March 4th, 2009 Benjamin Horst

Today is the first full day of DrupalCon DC, by far the largest DrupalCon to date. Last year’s US conference in Boston had 800 attendees, and this year over 1,300 tickets sold out a month before the event.

This morning Dries gave his keynote on the state of Drupal, including plans for Drupal 7 and how Drupal and its community can contribute to the future of the internet (the “semantic web”, “web 3.0”, the “giant global graph” or whatever else it may be called).

He also reviewed the history of Drupal, which stood out because it illustrated just how quickly the community and the power of the software have grown.

Many many Drupal experts and development companies are in attendance, and all of them seem to be quite busy–converting most of the web to Drupal, it seems!

DrupalCamp in the NY Times

March 3rd, 2009 Benjamin Horst

On Saturday February 28th the New York City Drupal users’ group held its sixth DrupalCamp NYC at NYU Poly in Brooklyn.

I’ve been to four or five so far and each one was great. Following the unconference format of a BarCamp, DrupalCamps always teach me something new and useful, as well as provide an opportunity to enhance the social and business ties of the community.

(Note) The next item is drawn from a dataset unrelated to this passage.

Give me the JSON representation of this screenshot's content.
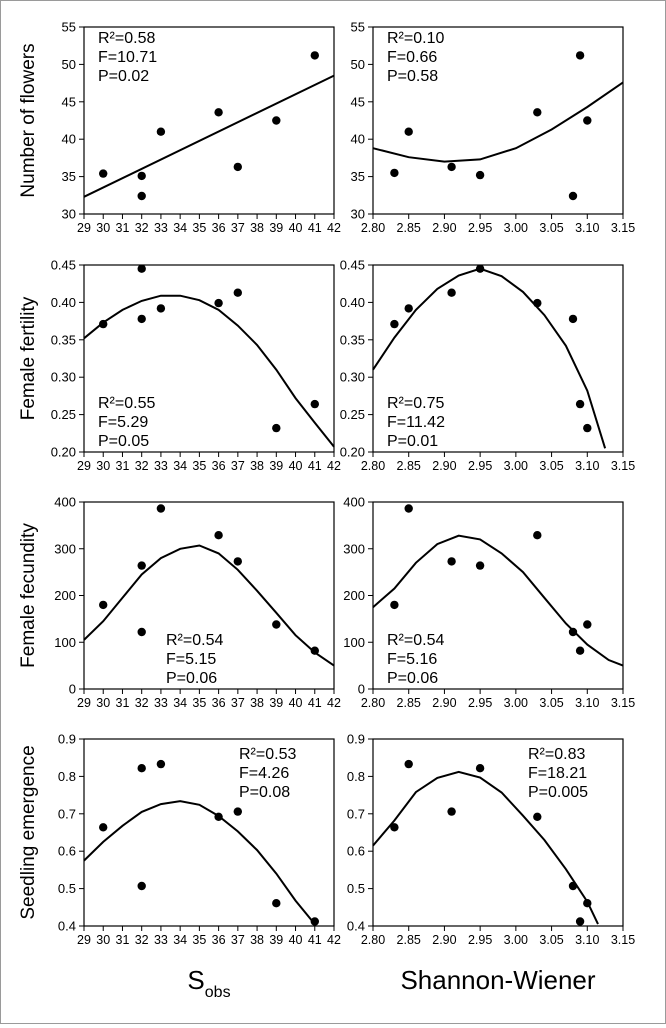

Unique to this latest camp, a New York Times reporter and photographer wrote a piece on DrupalCamp 6. (Yes, I am visible in the extreme top-left of the photo.) They did a good job understanding what goes on at DrupalCamp and some of the core motivations of the community, pulling some good quotes from interviewees:

Andy Thornton, 36, a programmer from Astoria, Queens, who works at the United Nations, said the egalitarian nature of Drupal was “almost the epitome of what the Web promised at the beginning. This is very much a democracy. It doesn’t have a top-down authority.”